FEATURES: OCTOBER 2007

Dr. Feelgood: At her lab, Brotto urges women to be more like men, who "do better at focussing on sex, and going after what they want. Pay attention to the sensory details—they'll excite you"

Image credit: Eydis Einarsdottir

Sexual Healing

Forget Viagra—Dr. Lori Brotto of UBC has a solution for sexually dissatisifed women that will work better than any prescription drug

By Danielle Egan


A CLINIC ACROSS FROM Vancouver General Hospital is a strange place to watch porn, but that’s what the doctor—in knee-high black stiletto boots, no less—orders. I’m here to put my genitals to the test with Dr. Lori Brotto, psychologist and head of the UBC Sexual Health Lab, which is tucked away on the sixth floor of the new Gordon and Leslie Diamond Health Care Centre. “Our erotic videos are by porn star Candida Royale,” says Dr. Brotto, a trim, no-nonsense woman.

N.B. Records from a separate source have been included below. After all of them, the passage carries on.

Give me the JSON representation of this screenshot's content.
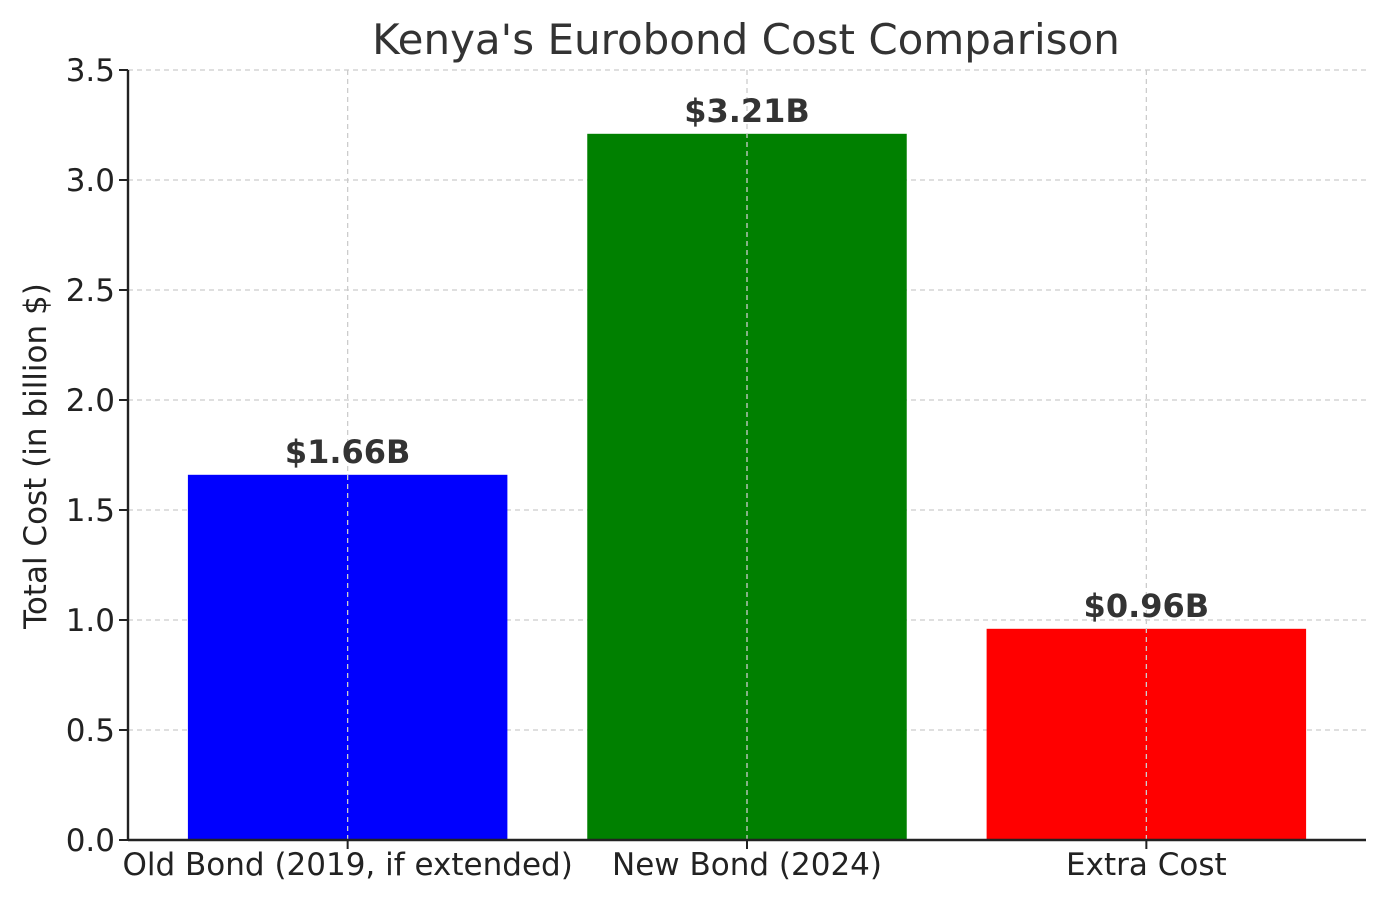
{
  "chart_data": {
    "type": "bar",
    "title": "Kenya's Eurobond Cost Comparison",
    "xlabel": "",
    "ylabel": "Total Cost (in billion $)",
    "categories": [
      "Old Bond (2019, if extended)",
      "New Bond (2024)",
      "Extra Cost"
    ],
    "values": [
      1.66,
      3.21,
      0.96
    ],
    "data_labels": [
      "$1.66B",
      "$3.21B",
      "$0.96B"
    ],
    "colors": [
      "#0000ff",
      "#008000",
      "#ff0000"
    ],
    "ylim": [
      0,
      3.5
    ],
    "yticks": [
      0.0,
      0.5,
      1.0,
      1.5,
      2.0,
      2.5,
      3.0,
      3.5
    ],
    "ytick_labels": [
      "0.0",
      "0.5",
      "1.0",
      "1.5",
      "2.0",
      "2.5",
      "3.0",
      "3.5"
    ],
    "grid": true,
    "legend": "none"
  }
}
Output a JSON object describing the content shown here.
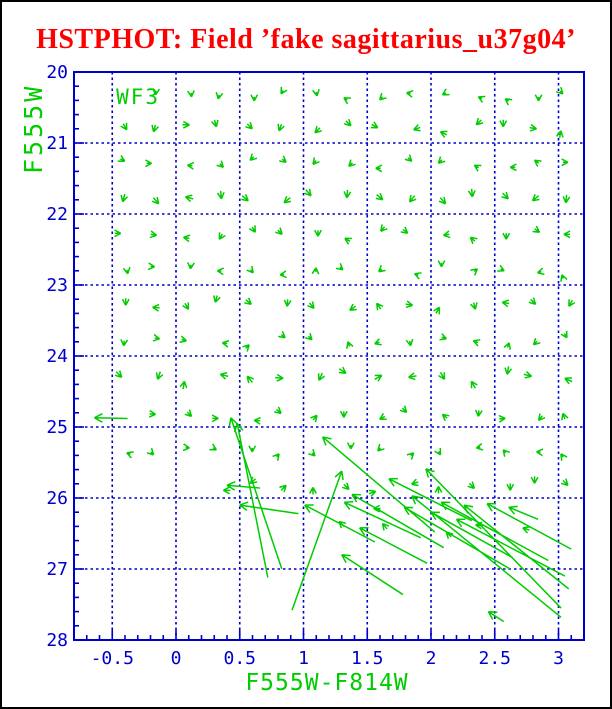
{
  "window": {
    "background": "#ffffff",
    "frame_color": "#000000"
  },
  "title": {
    "text": "HSTPHOT: Field ’fake sagittarius_u37g04’",
    "color": "#ff0000"
  },
  "chart_data": {
    "type": "scatter",
    "subtype": "quiver-vector-field",
    "title": "HSTPHOT: Field ’fake sagittarius_u37g04’",
    "field_label": "WF3",
    "xlabel": "F555W-F814W",
    "ylabel": "F555W",
    "xlim": [
      -0.8,
      3.2
    ],
    "ylim": [
      28,
      20
    ],
    "x_ticks": [
      -0.5,
      0,
      0.5,
      1,
      1.5,
      2,
      2.5,
      3
    ],
    "x_tick_labels": [
      "-0.5",
      "0",
      "0.5",
      "1",
      "1.5",
      "2",
      "2.5",
      "3"
    ],
    "y_ticks": [
      20,
      21,
      22,
      23,
      24,
      25,
      26,
      27,
      28
    ],
    "y_tick_labels": [
      "20",
      "21",
      "22",
      "23",
      "24",
      "25",
      "26",
      "27",
      "28"
    ],
    "x_minor_step": 0.1,
    "y_minor_step": 0.2,
    "grid": {
      "x_step": 0.5,
      "y_step": 1.0,
      "style": "dotted",
      "on": true
    },
    "legend": "none",
    "colors": {
      "axis": "#0000cc",
      "grid": "#0000cc",
      "tick_labels": "#0000cc",
      "axis_titles": "#00cc00",
      "arrows": "#00cc00",
      "title": "#ff0000"
    },
    "grid_arrows": {
      "comment": "small chevron arrows on a semi-regular grid; dirs_deg: 0=right, 90=down(screen), null=no arrow",
      "cols": [
        -0.41,
        -0.16,
        0.09,
        0.34,
        0.59,
        0.84,
        1.09,
        1.34,
        1.59,
        1.84,
        2.09,
        2.34,
        2.59,
        2.82,
        3.05
      ],
      "rows": [
        20.35,
        20.8,
        21.3,
        21.8,
        22.3,
        22.8,
        23.3,
        23.8,
        24.3,
        24.85,
        25.35,
        25.85
      ],
      "dirs_deg": [
        [
          null,
          95,
          85,
          100,
          90,
          120,
          80,
          210,
          135,
          190,
          150,
          205,
          215,
          90,
          45
        ],
        [
          60,
          105,
          0,
          75,
          45,
          110,
          135,
          45,
          30,
          160,
          205,
          135,
          90,
          10,
          280
        ],
        [
          30,
          0,
          185,
          45,
          135,
          40,
          130,
          135,
          180,
          45,
          135,
          210,
          180,
          215,
          0
        ],
        [
          105,
          50,
          195,
          85,
          40,
          140,
          50,
          95,
          40,
          130,
          50,
          85,
          45,
          140,
          95
        ],
        [
          0,
          10,
          190,
          120,
          60,
          45,
          90,
          210,
          130,
          40,
          170,
          220,
          90,
          35,
          180
        ],
        [
          80,
          5,
          95,
          185,
          50,
          175,
          275,
          40,
          140,
          200,
          90,
          320,
          25,
          165,
          250
        ],
        [
          90,
          185,
          60,
          105,
          40,
          95,
          50,
          145,
          235,
          10,
          300,
          75,
          190,
          45,
          120
        ],
        [
          95,
          10,
          15,
          190,
          315,
          40,
          45,
          250,
          160,
          80,
          20,
          200,
          290,
          135,
          60
        ],
        [
          45,
          110,
          280,
          195,
          230,
          5,
          115,
          35,
          330,
          170,
          60,
          240,
          100,
          15,
          205
        ],
        [
          null,
          5,
          45,
          0,
          185,
          40,
          310,
          90,
          150,
          45,
          220,
          95,
          355,
          130,
          250
        ],
        [
          200,
          45,
          5,
          30,
          90,
          310,
          45,
          90,
          135,
          315,
          60,
          170,
          230,
          185,
          235
        ],
        [
          null,
          null,
          null,
          180,
          140,
          315,
          270,
          45,
          340,
          160,
          270,
          45,
          90,
          90,
          45
        ]
      ]
    },
    "extra_small_arrows": [
      [
        1.55,
        26.15,
        180
      ],
      [
        1.28,
        26.33,
        225
      ],
      [
        1.62,
        26.36,
        230
      ],
      [
        2.12,
        26.48,
        225
      ],
      [
        2.35,
        26.38,
        185
      ],
      [
        2.72,
        26.42,
        200
      ]
    ],
    "long_arrows": {
      "comment": "format [head_x, head_y, tail_x, tail_y] in data coords (x=color, y=magnitude)",
      "vectors": [
        [
          -0.64,
          24.87,
          -0.38,
          24.88
        ],
        [
          0.43,
          24.87,
          0.83,
          27.0
        ],
        [
          0.48,
          24.95,
          0.72,
          27.12
        ],
        [
          0.4,
          25.82,
          0.66,
          25.86
        ],
        [
          0.5,
          26.1,
          0.96,
          26.22
        ],
        [
          1.3,
          25.62,
          0.91,
          27.58
        ],
        [
          1.15,
          25.14,
          2.03,
          26.48
        ],
        [
          1.96,
          25.59,
          3.02,
          27.55
        ],
        [
          1.79,
          26.13,
          2.62,
          27.0
        ],
        [
          2.08,
          26.06,
          2.92,
          26.88
        ],
        [
          2.0,
          26.2,
          2.64,
          26.84
        ],
        [
          2.26,
          26.1,
          3.08,
          27.28
        ],
        [
          2.44,
          26.08,
          3.1,
          26.72
        ],
        [
          2.61,
          26.13,
          2.84,
          26.3
        ],
        [
          1.01,
          26.1,
          1.56,
          26.62
        ],
        [
          1.32,
          26.06,
          1.92,
          26.56
        ],
        [
          1.67,
          25.73,
          2.32,
          26.32
        ],
        [
          1.44,
          26.42,
          1.97,
          26.92
        ],
        [
          1.3,
          26.8,
          1.78,
          27.36
        ],
        [
          1.85,
          25.97,
          3.02,
          27.68
        ],
        [
          2.45,
          27.6,
          2.57,
          27.74
        ],
        [
          1.38,
          25.95,
          2.1,
          26.7
        ],
        [
          2.2,
          26.3,
          3.05,
          27.1
        ]
      ]
    }
  }
}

“She’s the standard for sex researchers. We all use the same films to test female sexual arousal because they’re female-directed and have more of a story-building plot.”
Plot development isn’t a key concern at Brotto’s sex lab; the story here is that at least a third of women are unhappy with their sex lives. This news is a turn-on to pharmaceutical companies chasing the next magic “cure” and romancing scientists with big grants. But Brotto has developed a treatment model that eschews the chemical approach and has the burgeoning field of sex research abuzz.

Brotto currently has 23 sexual health studies underway at her small lab. Its hub is a surprisingly cozy spot called the “arousal room,” complete with white tealight candles. Brotto’s videos have been edited down to an 11-minute clip of the sort of scenes that you’d see in a typical hard-core film; this clip is used to assess a patient’s physiological response to sexual stimulation.

“Almost every woman we see, whether she has a sexual disorder or not, will genitally respond to this material,” says Brotto. “Even if she says she didn’t respond physically in post-test assessments. Our research shows that women can be clueless about what their own genitals are doing.”

Proof comes from a gizmo the size of a crayon that measures vaginal blood flow and pulse—it’s called a vaginal photoplethysmograph. Patients insert the device themselves in private, then sit back on a female-friendly recliner to watch the video. It starts with non-sexual material to establish baseline responses. In my case it’s a pineapple-farming documentary. The camera pans across a lush Hawaiian landscape, then segues to a close-up of a pineapple. I wonder not just whether my genitals will react to such an image, but also whether I want strangers to know the answer.

 

"We have these expectations about spontaneous desire," Brotto explains. "If we don't have that fluttery feeling, there must be something wrong with us."



I haven’t got much time to fret before a naked man appears on the screen, wedging himself up against a woman’s butt cheeks. Sex of various sorts follows, all of it taking place on a bearskin rug with a crackling fireplace in the background. The set triggers my brain’s cheese-o-metre, while an IBM computer in the adjacent, florescent-lit room tracks my “vaginal pulse amplitude.”

These data amount to a kind of genital lie detector test for women who say porn doesn’t turn them on. For those diagnosed with a sexual disorder, or convinced that their equipment is faulty (perhaps due to nerve-damaging cancer surgeries), or generally unhappy with their sex lives, passing this test, so to speak, can be a relief. But the fact that even women who say they rarely get turned on have significant physiological responses to porn raises the fascinating question of what’s going on in their heads.

“A woman might not report sexual stimulation, but her genitals almost always react automatically to sexual stimuli,” says Brotto when, 20 minutes later, having filled out a post-test questionnaire, I return to her office. “It shows there’s a desynchrony between the mind and the body.”